🤖 AI Summary
Existing scientific chart datasets are limited to simple graphics or single-disciplinary domains, lacking interdisciplinary, expert-level visualizations—such as schematics, microscopic images, and experimental data—that require graduate-level domain knowledge for interpretation.
Method: We introduce the first multimodal scientific understanding dataset derived from peer-reviewed articles in *Nature Communications*, spanning 72 scientific disciplines and systematically incorporating high-difficulty figures. Annotation was performed by domain experts, and evaluation involved 19 state-of-the-art multimodal models. We conducted task-specific fine-tuning and interleaved image-text continual pretraining using Qwen2-VL-7B.

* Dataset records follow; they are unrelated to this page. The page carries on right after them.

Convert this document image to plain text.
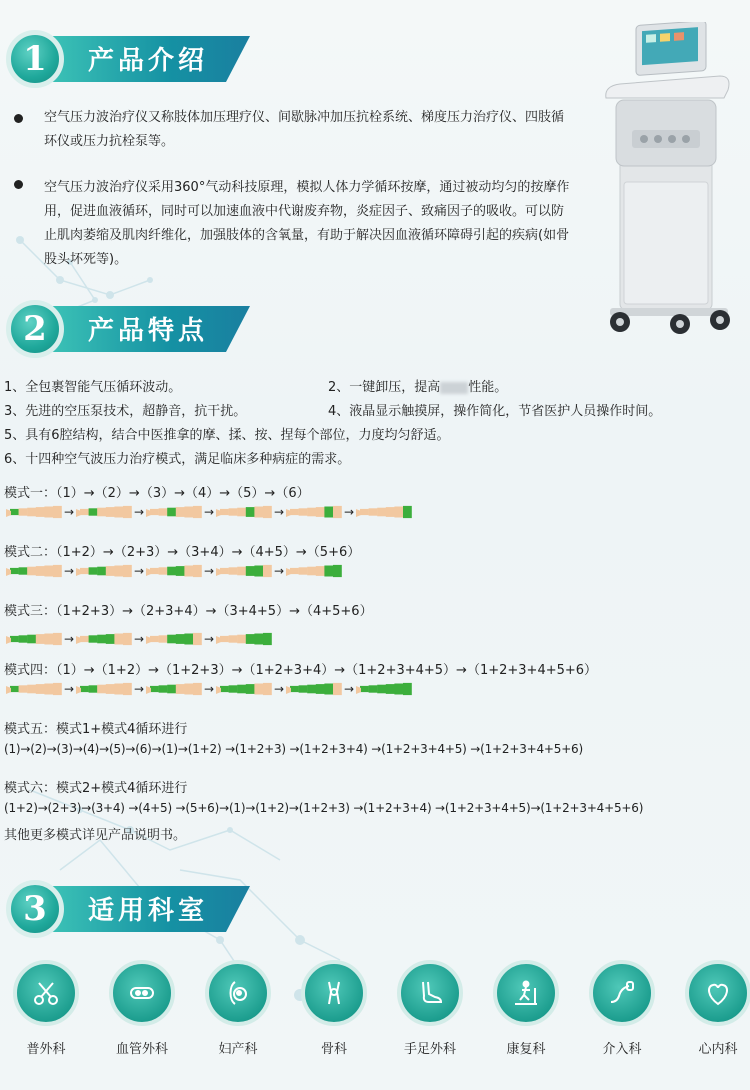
1 产品介绍
空气压力波治疗仪又称肢体加压理疗仪、间歇脉冲加压抗栓系统、梯度压力治疗仪、四肢循环仪或压力抗栓泵等。
空气压力波治疗仪采用360°气动科技原理，模拟人体力学循环按摩，通过被动均匀的按摩作用，促进血液循环，同时可以加速血液中代谢废弃物，炎症因子、致痛因子的吸收。可以防止肌肉萎缩及肌肉纤维化，加强肢体的含氧量，有助于解决因血液循环障碍引起的疾病(如骨股头坏死等)。
2 产品特点
1、全包裹智能气压循环波动。	2、一键卸压，提高 性能。
3、先进的空压泵技术，超静音，抗干扰。	4、液晶显示触摸屏，操作简化，节省医护人员操作时间。
5、具有6腔结构，结合中医推拿的摩、揉、按、捏每个部位，力度均匀舒适。
6、十四种空气波压力治疗模式，满足临床多种病症的需求。
模式一：（1）→（2）→（3）→（4）→（5）→（6）
→	→	→	→	→
模式二：（1+2）→（2+3）→（3+4）→（4+5）→（5+6）
→	→	→	→
模式三：（1+2+3）→（2+3+4）→（3+4+5）→（4+5+6）
→	→	→
模式四：（1）→（1+2）→（1+2+3）→（1+2+3+4）→（1+2+3+4+5）→（1+2+3+4+5+6）
→	→	→	→	→
模式五：模式1+模式4循环进行
(1)→(2)→(3)→(4)→(5)→(6)→(1)→(1+2) →(1+2+3) →(1+2+3+4) →(1+2+3+4+5) →(1+2+3+4+5+6)
模式六：模式2+模式4循环进行
(1+2)→(2+3)→(3+4) →(4+5) →(5+6)→(1)→(1+2)→(1+2+3) →(1+2+3+4) →(1+2+3+4+5)→(1+2+3+4+5+6)
其他更多模式详见产品说明书。
3 适用科室
普外科	血管外科	妇产科	骨科	手足外科	康复科	介入科	心内科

Contribution/Results: Our fine-tuned model achieves higher accuracy than both GPT-4o and human experts on multiple-choice scientific chart comprehension tasks; downstream performance notably improves in domains like materials science. The dataset is publicly released, establishing critical infrastructure for AI-powered scientific assistants.
📝 Abstract
Scientific figure interpretation is a crucial capability for AI-driven scientific assistants built on advanced Large Vision Language Models. However, current datasets and benchmarks primarily focus on simple charts or other relatively straightforward figures from limited science domains. To address this gap, we present a comprehensive dataset compiled from peer-reviewed Nature Communications articles covering 72 scientific fields, encompassing complex visualizations such as schematic diagrams, microscopic images, and experimental data which require graduate-level expertise to interpret. We evaluated 19 proprietary and open-source models on two benchmark tasks, figure captioning and multiple-choice, and conducted human expert annotation. Our analysis revealed significant task challenges and performance gaps among models. Beyond serving as a benchmark, this dataset serves as a valuable resource for large-scale training. Fine-tuning Qwen2-VL-7B with our task-specific data achieved better performance than GPT-4o and even human experts in multiple-choice evaluations. Furthermore, continuous pre-training on our interleaved article and figure data substantially enhanced the model's downstream task performance in materials science. We have released our dataset to support further research.